Fig. 1. Identification of strained nanoprisms.

(A) Horizontal derivative AFM topography image of our monolayer graphene grown on a SiC substrate. Triangular nanoprisms are dispersed on the surface. Inset: AFM topography image of the same area. Substrate terrace steps are approximately 10 nm in height. (B) Top: Close-up view of AFM topography of the area indicated by the black box in (A). Bottom: Line cut through the AFM data marked by the purple line in the close-up view. (C) Overview STM topography image (200 nm × 200 nm, V_sample = 100 mV, I_tun. = 2 pA) showing a single nanoprism. (D) Schematic structure of 6H-SiC showing its layered ABCACB stacking order with epitaxial graphene on top (yellow). Inside the nanoprism, a single layer within the unit cell is missing, exposing the graphene to a different substrate surface termination, as illustrated in the top view. The carbon buffer layer is not shown for clarity. (E) Atomically resolved STM images (10 nm × 10 nm, V_sample = 30 mV, I_tun. = 2 pA) inside (top) and outside (bottom) of the nanoprism. (F) Difference map of the two Fourier transformed (FT) images in (E) visualizing the strain pattern inside the nanoprism.

Fig. 2. Momentum-resolved visualization of LLs.

(A) ARPES cut through the Dirac cone at the K point at 300 K. The data have been divided by the Fermi function and symmetrized to compensate for matrix element effects (48). (B) Cut along the energy axis integrated around the K point in (A) in arbitrary units (a.u.). (C) Second derivative of the data in (A) (49). (D) Inverted second derivative of the data shown in (B) after smoothing. (A to D) LLs are indicated by arrows. (E) Summary of LL datasets, with model fit according to Eq. 1 shown in black; the 95% confidence interval of the fit is shown in gray. Different symbols indicate different samples and temperatures: sample A (6 K; hexagons), sample B (6 K; squares), sample B second dataset (6 K; stars), sample B (300 K; diamonds), sample C (6 K; circles), and sample C second dataset (6 K; triangles). ARPES data for the additional samples can be found in fig. S7. Inset: Same data plotted versus $\sqrt{n}$, giving the expected linear behavior for LLs in a Dirac material. (F) Sketch of various mechanisms that may lead to ARPES intensity inside the cone. Neither electron-phonon coupling nor contamination from bilayer graphene can explain the experimental findings.

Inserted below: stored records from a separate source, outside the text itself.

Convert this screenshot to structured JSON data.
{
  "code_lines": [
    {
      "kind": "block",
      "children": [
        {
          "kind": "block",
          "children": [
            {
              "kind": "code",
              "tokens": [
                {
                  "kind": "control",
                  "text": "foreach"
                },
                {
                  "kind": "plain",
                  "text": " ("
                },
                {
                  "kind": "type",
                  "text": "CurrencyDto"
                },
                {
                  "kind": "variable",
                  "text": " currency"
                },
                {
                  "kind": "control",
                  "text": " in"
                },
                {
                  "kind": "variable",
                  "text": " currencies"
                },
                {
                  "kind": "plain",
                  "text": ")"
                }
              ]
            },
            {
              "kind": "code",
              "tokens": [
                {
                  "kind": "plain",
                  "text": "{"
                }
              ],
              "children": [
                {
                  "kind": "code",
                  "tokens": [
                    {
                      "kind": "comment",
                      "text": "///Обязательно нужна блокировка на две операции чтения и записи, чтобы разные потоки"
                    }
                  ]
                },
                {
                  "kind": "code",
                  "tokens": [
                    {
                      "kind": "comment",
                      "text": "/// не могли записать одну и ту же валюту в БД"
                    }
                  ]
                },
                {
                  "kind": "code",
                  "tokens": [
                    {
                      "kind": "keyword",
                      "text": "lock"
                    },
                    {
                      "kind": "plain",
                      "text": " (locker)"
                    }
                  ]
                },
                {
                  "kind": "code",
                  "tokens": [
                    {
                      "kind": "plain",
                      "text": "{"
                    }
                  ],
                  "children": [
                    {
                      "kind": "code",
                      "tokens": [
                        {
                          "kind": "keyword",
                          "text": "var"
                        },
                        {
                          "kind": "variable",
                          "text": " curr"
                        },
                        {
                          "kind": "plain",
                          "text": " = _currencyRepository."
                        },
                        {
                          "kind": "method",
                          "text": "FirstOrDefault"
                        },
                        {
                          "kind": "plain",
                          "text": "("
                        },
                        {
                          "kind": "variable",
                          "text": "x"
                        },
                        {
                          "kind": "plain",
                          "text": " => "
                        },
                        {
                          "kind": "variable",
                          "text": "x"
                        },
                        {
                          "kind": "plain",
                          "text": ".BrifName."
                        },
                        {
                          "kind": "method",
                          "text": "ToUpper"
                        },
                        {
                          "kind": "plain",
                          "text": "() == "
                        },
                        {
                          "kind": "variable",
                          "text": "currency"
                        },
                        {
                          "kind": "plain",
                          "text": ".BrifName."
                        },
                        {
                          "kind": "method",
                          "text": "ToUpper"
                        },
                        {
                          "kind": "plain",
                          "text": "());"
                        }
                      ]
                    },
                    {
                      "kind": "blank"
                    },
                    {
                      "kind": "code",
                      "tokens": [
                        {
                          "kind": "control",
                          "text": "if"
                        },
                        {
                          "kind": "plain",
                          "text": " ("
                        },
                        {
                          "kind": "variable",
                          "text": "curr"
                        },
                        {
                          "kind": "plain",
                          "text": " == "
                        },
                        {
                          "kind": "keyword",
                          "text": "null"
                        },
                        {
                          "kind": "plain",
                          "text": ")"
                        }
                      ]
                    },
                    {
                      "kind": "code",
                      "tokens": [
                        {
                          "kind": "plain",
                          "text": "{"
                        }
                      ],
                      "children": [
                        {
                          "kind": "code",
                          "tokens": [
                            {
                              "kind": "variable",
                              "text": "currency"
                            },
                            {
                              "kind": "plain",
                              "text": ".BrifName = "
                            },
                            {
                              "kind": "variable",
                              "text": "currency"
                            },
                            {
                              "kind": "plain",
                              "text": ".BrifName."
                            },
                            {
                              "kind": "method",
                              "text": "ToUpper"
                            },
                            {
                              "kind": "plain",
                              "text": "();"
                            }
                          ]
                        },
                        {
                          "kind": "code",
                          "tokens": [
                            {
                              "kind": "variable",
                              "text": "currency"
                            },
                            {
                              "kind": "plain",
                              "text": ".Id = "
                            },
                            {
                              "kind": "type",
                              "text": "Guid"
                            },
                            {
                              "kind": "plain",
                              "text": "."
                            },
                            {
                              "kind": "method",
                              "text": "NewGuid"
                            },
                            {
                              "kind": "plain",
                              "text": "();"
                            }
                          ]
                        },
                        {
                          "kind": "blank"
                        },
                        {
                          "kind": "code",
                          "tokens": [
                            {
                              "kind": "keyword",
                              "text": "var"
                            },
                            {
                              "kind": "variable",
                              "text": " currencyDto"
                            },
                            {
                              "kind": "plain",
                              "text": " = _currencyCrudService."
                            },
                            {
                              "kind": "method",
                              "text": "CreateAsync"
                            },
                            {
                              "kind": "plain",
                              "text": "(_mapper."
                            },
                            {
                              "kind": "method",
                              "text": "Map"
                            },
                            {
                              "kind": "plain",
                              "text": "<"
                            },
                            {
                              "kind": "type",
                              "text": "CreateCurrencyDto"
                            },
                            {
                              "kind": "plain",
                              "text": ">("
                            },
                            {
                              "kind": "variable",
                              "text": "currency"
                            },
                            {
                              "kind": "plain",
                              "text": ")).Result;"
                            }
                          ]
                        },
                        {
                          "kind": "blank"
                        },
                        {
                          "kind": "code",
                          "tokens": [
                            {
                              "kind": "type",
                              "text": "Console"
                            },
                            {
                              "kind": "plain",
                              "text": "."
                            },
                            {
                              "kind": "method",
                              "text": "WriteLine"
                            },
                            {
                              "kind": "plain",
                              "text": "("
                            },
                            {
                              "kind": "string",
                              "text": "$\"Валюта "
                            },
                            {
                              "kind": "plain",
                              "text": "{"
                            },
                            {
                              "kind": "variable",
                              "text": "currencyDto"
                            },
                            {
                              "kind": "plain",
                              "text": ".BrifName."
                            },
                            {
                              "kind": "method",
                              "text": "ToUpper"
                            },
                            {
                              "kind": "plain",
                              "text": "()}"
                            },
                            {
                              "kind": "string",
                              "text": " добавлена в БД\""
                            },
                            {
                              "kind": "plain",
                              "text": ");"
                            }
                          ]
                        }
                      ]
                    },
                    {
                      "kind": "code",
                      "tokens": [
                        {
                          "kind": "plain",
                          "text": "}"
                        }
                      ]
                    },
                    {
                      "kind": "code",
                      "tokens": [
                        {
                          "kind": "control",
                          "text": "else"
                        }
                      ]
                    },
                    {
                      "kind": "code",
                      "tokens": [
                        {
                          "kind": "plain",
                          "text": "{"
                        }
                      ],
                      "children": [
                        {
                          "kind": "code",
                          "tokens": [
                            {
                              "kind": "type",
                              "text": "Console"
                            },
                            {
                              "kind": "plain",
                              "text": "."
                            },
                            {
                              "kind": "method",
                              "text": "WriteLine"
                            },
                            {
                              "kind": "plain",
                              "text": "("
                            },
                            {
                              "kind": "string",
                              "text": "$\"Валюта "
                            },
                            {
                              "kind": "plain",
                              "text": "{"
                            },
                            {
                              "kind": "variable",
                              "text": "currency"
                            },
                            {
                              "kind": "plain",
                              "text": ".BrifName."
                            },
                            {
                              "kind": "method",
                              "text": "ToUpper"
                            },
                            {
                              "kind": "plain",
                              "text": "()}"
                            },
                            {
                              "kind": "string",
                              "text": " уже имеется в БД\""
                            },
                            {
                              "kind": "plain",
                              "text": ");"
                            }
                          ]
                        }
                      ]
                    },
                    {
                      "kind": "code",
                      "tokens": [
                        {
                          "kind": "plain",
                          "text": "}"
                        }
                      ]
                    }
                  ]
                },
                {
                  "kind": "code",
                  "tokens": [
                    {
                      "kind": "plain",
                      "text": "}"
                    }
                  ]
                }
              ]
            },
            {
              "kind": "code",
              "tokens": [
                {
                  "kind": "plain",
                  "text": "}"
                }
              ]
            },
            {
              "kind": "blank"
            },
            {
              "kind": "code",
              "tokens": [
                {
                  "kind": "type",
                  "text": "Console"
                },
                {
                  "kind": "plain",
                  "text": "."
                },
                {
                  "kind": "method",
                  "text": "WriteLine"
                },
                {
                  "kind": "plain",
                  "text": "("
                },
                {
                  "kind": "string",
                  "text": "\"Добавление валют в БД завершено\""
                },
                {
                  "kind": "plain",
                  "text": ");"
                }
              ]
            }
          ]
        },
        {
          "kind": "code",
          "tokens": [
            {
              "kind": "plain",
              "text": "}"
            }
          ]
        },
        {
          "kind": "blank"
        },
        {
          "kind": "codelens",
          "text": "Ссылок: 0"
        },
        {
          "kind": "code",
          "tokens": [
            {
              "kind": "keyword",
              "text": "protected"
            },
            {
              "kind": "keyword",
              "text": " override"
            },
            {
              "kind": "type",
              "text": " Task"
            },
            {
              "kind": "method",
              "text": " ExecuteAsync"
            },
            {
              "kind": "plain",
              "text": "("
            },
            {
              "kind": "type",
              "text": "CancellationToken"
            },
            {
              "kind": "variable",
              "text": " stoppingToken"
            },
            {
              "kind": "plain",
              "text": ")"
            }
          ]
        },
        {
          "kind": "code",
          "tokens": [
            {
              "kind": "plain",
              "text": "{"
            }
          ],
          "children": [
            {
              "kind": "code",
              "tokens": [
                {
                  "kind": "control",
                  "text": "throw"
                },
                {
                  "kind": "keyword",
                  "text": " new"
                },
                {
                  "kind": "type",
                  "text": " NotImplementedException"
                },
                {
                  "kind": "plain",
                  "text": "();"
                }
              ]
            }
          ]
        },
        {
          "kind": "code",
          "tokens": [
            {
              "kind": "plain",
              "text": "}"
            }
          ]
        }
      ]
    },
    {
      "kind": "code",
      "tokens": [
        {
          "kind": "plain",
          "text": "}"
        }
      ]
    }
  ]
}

Fig. 3. Model calculation of strain-induced LLs.

(A) Top: Honeycomb lattice, with the two sublattices A (red) and B (yellow). The black arrows indicate the symmetry of the strain pattern. Bottom: Triangular flake with strain-induced pseudomagnetic field B = 41 T. The color scale indicates the relative bond stretching. (B) Spectral function for the gapless case with Semenoff mass M = 0 meV. (C) Energy cut through the Dirac point (K) of the spectral function in (B). The dashed gray lines indicate the position of the LLs predicted by Eq. 1. (D) Spectral function averaged over a uniform distribution of Semenoff masses M ∈ [−135,135] meV. (E) Energy cut through the Dirac point (K) of the spectral function in (D). The shaded gray area indicates the broadening of the LLs predicted by Eqs. 1 and 2.